JF: W lecie zeszłego roku przyjechałeś do Polski, po drodze zaliczając występ na Java Jazz Festival w Dżakarcie.
MM: Do stolicy Indonezji pojechałem jako jazzman. Grałem ze swoim zespołem, za którego podróż musiałem sam zapłacić, na tej samej scenie, co Chick Corea. Duże przeżycie, ale jednorazowe. Po koncercie odesłałem chłopaków do domu, a sam poleciałem do Wrocławia, skąd pochodzi moja dziewczyna Ola i gdzie, dzięki jej rodzinie, mogłem się na parę miesięcy zatrzymać. W Polsce chciałem pokazać się z płytą After ’Ours, choć, oczywiście, nie chciałem grać tego materiału, bo to projekt studyjny i za drogi na wersję live. Chciałem też poznać na nowo polskie środowisko, nawiązać kontakty, zorganizować krótką trasę koncertową z moim stricte jazzowym projektem, nagrać płytę.
JF: Po przyjeździe do kraju po ponad dziesięciu latach przeżyłeś szok kulturowy?

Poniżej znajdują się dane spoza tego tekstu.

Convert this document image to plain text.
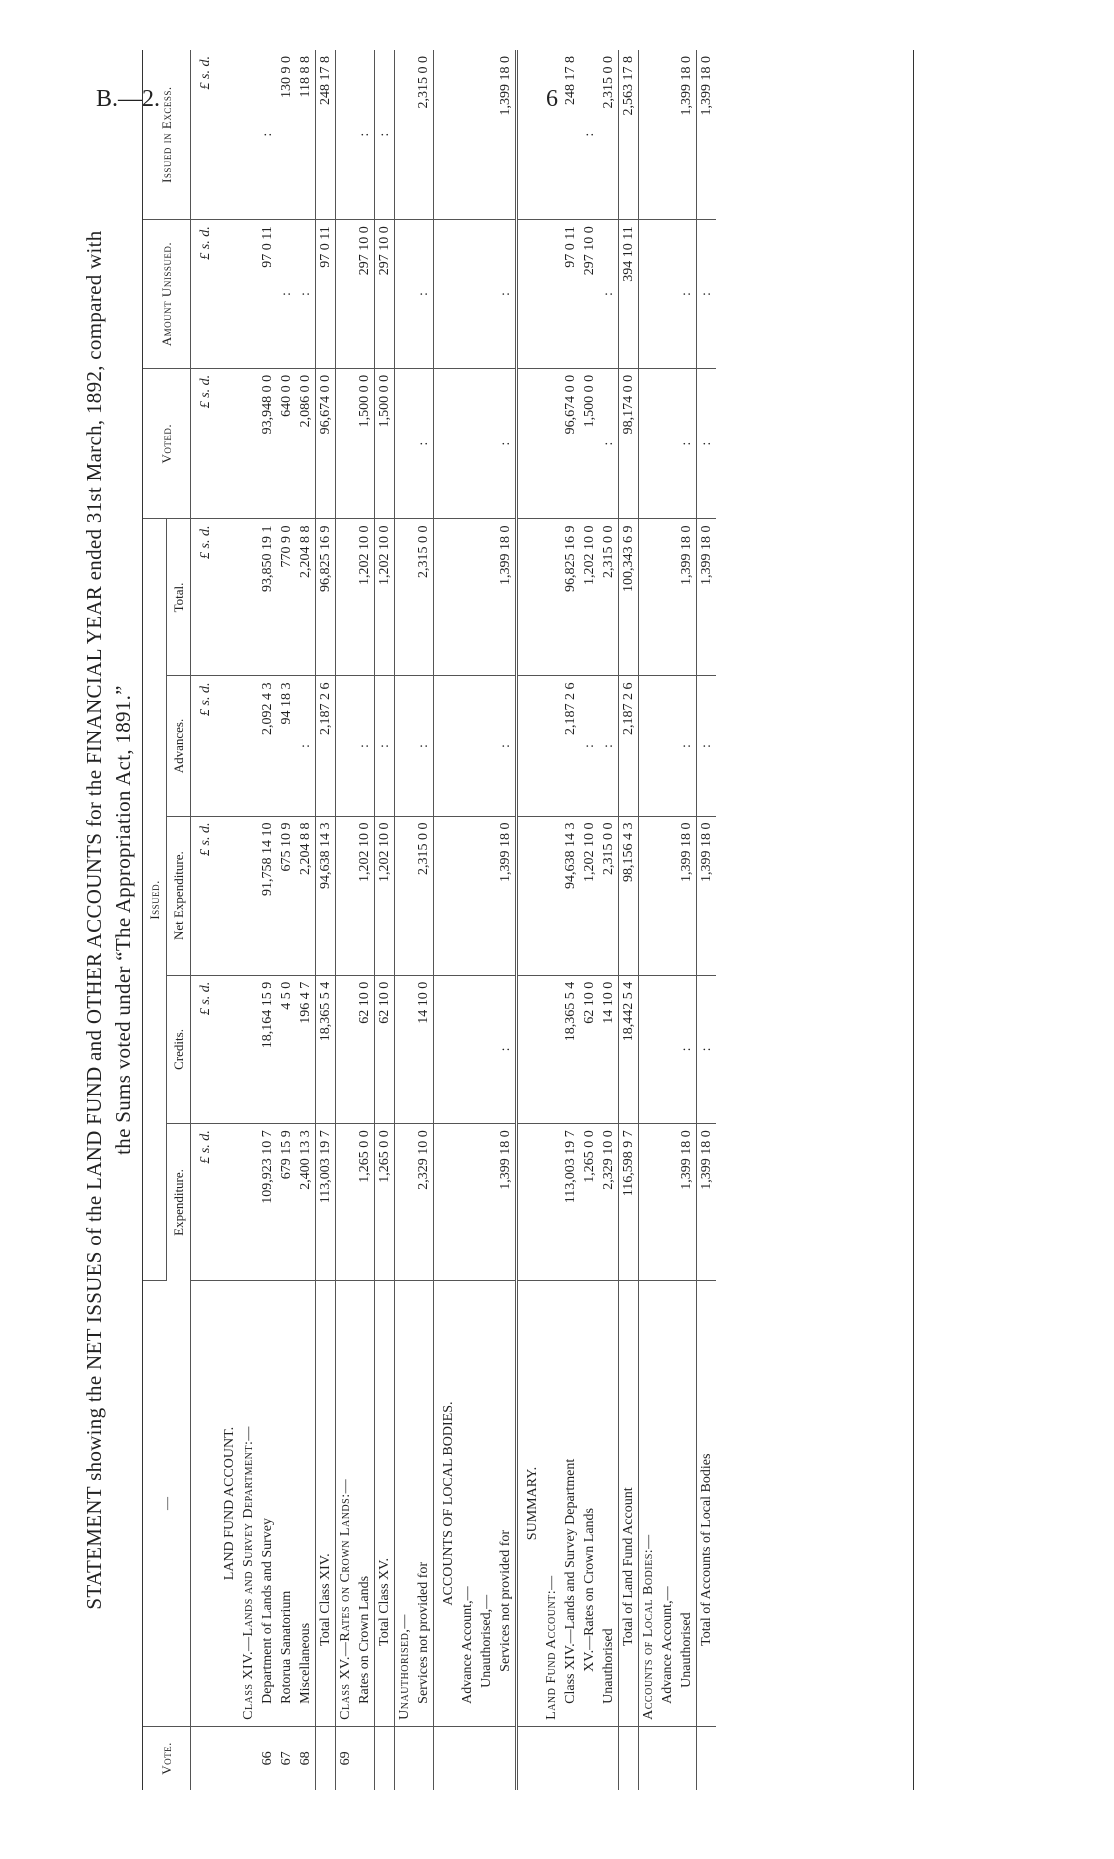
B.—2.	6
STATEMENT showing the NET ISSUES of the LAND FUND and OTHER ACCOUNTS for the FINANCIAL YEAR ended 31st March, 1892, compared with the Sums voted under “The Appropriation Act, 1891.”
Vote.	—	Issued.					Voted.	Amount Unissued.	Issued in Excess.
		Expenditure.	Credits.	Net Expenditure.	Advances.	Total.			
		£ s. d.	£ s. d.	£ s. d.	£ s. d.	£ s. d.	£ s. d.	£ s. d.	£ s. d.
	LAND FUND ACCOUNT.								
	Class XIV.—Lands and Survey Department:—								
66	Department of Lands and Survey	109,923 10 7	18,164 15 9	91,758 14 10	2,092 4 3	93,850 19 1	93,948 0 0	97 0 11	:
67	Rotorua Sanatorium	679 15 9	4 5 0	675 10 9	94 18 3	770 9 0	640 0 0	:	130 9 0
68	Miscellaneous	2,400 13 3	196 4 7	2,204 8 8	:	2,204 8 8	2,086 0 0	:	118 8 8
	Total Class XIV.	113,003 19 7	18,365 5 4	94,638 14 3	2,187 2 6	96,825 16 9	96,674 0 0	97 0 11	248 17 8
69	Class XV.—Rates on Crown Lands:—								
	Rates on Crown Lands	1,265 0 0	62 10 0	1,202 10 0	:	1,202 10 0	1,500 0 0	297 10 0	:
	Total Class XV.	1,265 0 0	62 10 0	1,202 10 0	:	1,202 10 0	1,500 0 0	297 10 0	:
	Unauthorised,—								
	Services not provided for	2,329 10 0	14 10 0	2,315 0 0	:	2,315 0 0	:	:	2,315 0 0
	ACCOUNTS OF LOCAL BODIES.								
	Advance Account,—								
	Unauthorised,—								
	Services not provided for	1,399 18 0	:	1,399 18 0	:	1,399 18 0	:	:	1,399 18 0
	SUMMARY.								
	Land Fund Account:—								
	Class XIV.—Lands and Survey Department	113,003 19 7	18,365 5 4	94,638 14 3	2,187 2 6	96,825 16 9	96,674 0 0	97 0 11	248 17 8
	XV.—Rates on Crown Lands	1,265 0 0	62 10 0	1,202 10 0	:	1,202 10 0	1,500 0 0	297 10 0	:
	Unauthorised	2,329 10 0	14 10 0	2,315 0 0	:	2,315 0 0	:	:	2,315 0 0
	Total of Land Fund Account	116,598 9 7	18,442 5 4	98,156 4 3	2,187 2 6	100,343 6 9	98,174 0 0	394 10 11	2,563 17 8
	Accounts of Local Bodies:—								
	Advance Account,—								
	Unauthorised	1,399 18 0	:	1,399 18 0	:	1,399 18 0	:	:	1,399 18 0
	Total of Accounts of Local Bodies	1,399 18 0	:	1,399 18 0	:	1,399 18 0	:	:	1,399 18 0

MM: W Nowej Zelandii mam niemal wszystko, co potrzebne do szczęścia. Tam wszyscy są wyluzowani, uśmiechnięci, nikt nie goni za sukcesem, można żyć bez troski. A ja lubię się czasem pościgać. W Polsce znowu poczułem ożywczy pęd. Nigdy tu nie mieszkałem jako dorosły człowiek, nie znałem realiów, w jakich funkcjonują zawodowi, doskonale wykształceni muzycy. Świetnie się tu czułem. Miałem nawet coś w rodzaju rezydencji we wrocławskim klubie Vertigo, gdzie zagrałem kilka koncertów z różnym repertuarem. Zebrałem też super zespół z Kubą Skowrońskim na saksofonie, Bartkiem Chojnackim na kontrabasie, Kubą Gudzem na bębnach i Kubą Mizerackim na gitarze. Nagrałem z nimi płytę w studiu Cavatina w Bielsku-Białej, a nawet pojechałem w krótką trasą koncertową na Ukrainę, nie mówiąc o koncertach w Polsce. Miałem pieniądze na życie, które zaoszczędziłem w Nowej Zelandii i kiedy się skończyły, zgodnie z planem, wróciłem do Auckland. Teraz szukam wydawcy i pewnie znowu przyjadę do Polski na wakacje. Mam nadzieję, że już z gotową płytą. Trudno się tutaj przebić i utrzymać, ale jeśli chodzi o kreatywną atmosferę, dawno czegoś takiego nie doznałem.